Swing Trading, and why you should take a course
Swing trading is a popular trading approach, and it is commonly recommended to newbies as a trading style. It offers various benefits, but, like any other type of transaction, it also has some drawbacks.
Swing trading is a strategy for benefitting from medium-term market swings rather than intraday price changes or long-term trends. Regardless of whether the trend is heading upwards, downwards, or sideways, pricing moves in waves, with up and downswings. Swing trading is a daily trading method that involves trading up and down price swings. Daily timeframe swings normally last a few days to a few weeks, but they can also last several weeks.
Swing Trading is described as profiting from single price swings rather than following a long-term trend with several impulse and pullback swings. In a range market, it is possible to trade both up and down price movements, but it is recommended to just buy into upswings because a stock’s price has limited downward potential but infinite upward potential.
What are the benefits and drawbacks of this trading strategy?
Swing trading offers a variety of benefits, including a minimal time commitment, capital management flexibility, and the ability to combine it with full-time employment. There are, however, disadvantages, such as overnight price gaps, missing out on exceptional equities, and market timing.

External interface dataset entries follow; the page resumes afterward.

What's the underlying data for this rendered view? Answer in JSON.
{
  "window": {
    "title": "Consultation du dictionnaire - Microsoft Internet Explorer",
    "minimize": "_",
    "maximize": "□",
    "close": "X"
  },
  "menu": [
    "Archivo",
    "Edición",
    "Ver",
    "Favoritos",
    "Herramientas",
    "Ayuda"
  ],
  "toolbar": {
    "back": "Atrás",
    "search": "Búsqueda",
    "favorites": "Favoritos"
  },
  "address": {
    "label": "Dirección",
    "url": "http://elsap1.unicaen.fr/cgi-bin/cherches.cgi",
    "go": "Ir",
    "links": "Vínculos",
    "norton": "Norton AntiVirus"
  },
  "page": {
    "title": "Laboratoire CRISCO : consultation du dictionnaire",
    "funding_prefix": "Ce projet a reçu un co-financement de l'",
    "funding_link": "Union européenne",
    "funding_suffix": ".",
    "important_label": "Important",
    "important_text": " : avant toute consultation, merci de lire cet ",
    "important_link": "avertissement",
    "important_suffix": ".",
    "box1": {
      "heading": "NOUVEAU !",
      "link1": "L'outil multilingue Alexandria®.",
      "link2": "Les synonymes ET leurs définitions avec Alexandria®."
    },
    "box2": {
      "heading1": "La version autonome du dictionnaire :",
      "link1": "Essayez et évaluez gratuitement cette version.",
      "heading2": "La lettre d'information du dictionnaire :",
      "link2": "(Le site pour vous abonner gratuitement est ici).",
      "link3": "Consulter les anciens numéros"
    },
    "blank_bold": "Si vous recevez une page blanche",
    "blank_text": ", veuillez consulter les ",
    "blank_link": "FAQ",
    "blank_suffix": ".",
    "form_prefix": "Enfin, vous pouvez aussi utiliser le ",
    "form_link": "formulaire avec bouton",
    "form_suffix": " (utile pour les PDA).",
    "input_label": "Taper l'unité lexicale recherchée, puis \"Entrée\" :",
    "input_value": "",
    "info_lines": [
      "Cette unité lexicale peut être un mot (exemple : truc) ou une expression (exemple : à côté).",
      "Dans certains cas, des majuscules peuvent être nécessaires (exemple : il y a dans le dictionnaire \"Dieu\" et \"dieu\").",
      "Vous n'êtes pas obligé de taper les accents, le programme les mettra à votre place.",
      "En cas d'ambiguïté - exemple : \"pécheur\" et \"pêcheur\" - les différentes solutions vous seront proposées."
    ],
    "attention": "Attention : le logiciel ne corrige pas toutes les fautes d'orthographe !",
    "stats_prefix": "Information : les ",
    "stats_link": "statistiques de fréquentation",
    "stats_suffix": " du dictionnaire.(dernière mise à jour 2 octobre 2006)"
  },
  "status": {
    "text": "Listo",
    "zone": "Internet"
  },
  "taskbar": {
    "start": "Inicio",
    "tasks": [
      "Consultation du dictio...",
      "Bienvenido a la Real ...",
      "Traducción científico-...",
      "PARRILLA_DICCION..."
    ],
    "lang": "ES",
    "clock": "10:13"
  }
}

Swing traders make trading decisions solely based on Technical Analysis, with little or no input from fundamental analysis. They typically use chart analysis to predict when one swing will stop and the next will begin, so they try to enter at the start of a new swing and exit before the next one starts.
So it’s like day trading only? Not really!
Swing trading is more time consuming than Long Term Investing, but it is less time consuming than day trading. Unless a trading setup is developing and you want to go down to the 4-hourly timeframe to locate a better entry price, swing traders use the daily period for technical analysis.
So, unlike day trading, where you have all day to review data that is created every 15 minutes or 30 minutes, depending on your period, you just have a few minutes to perform your analysis at the end of the trading day.
Due to its nature and the fact that it requires minimal time, swing trading can be paired with a 9-5 job or any business that creates constant cash flow.
Swing trading, unlike long-term trading, does not need you to hold your money in a losing stock for an extended period of time. You take a small loss and move your money to a stock with a trade setup if a trade doesn’t work out.
Sounds tough? Not once do you start gaining some experience!
The good news is that your trading attitude will improve dramatically as a result of the increased cash flow. You may trade with confidence rather than in a haste to generate money if you know that your basic needs are satisfied and that you will be able to pay your bills.
With the appropriate methodology and risk management, swing trading can be extremely profitable and stress-free. Swing Trading can yield reasonable profits if you stick to your strategy on a regular basis. Swing trading can make you 10% to 50% per year on average, which is more than the broad market return. You must, however, have the mental capacity to remain constant.
Swing trading, to put it another way, helps you to be more flexible with your money management so that your money is always working for you.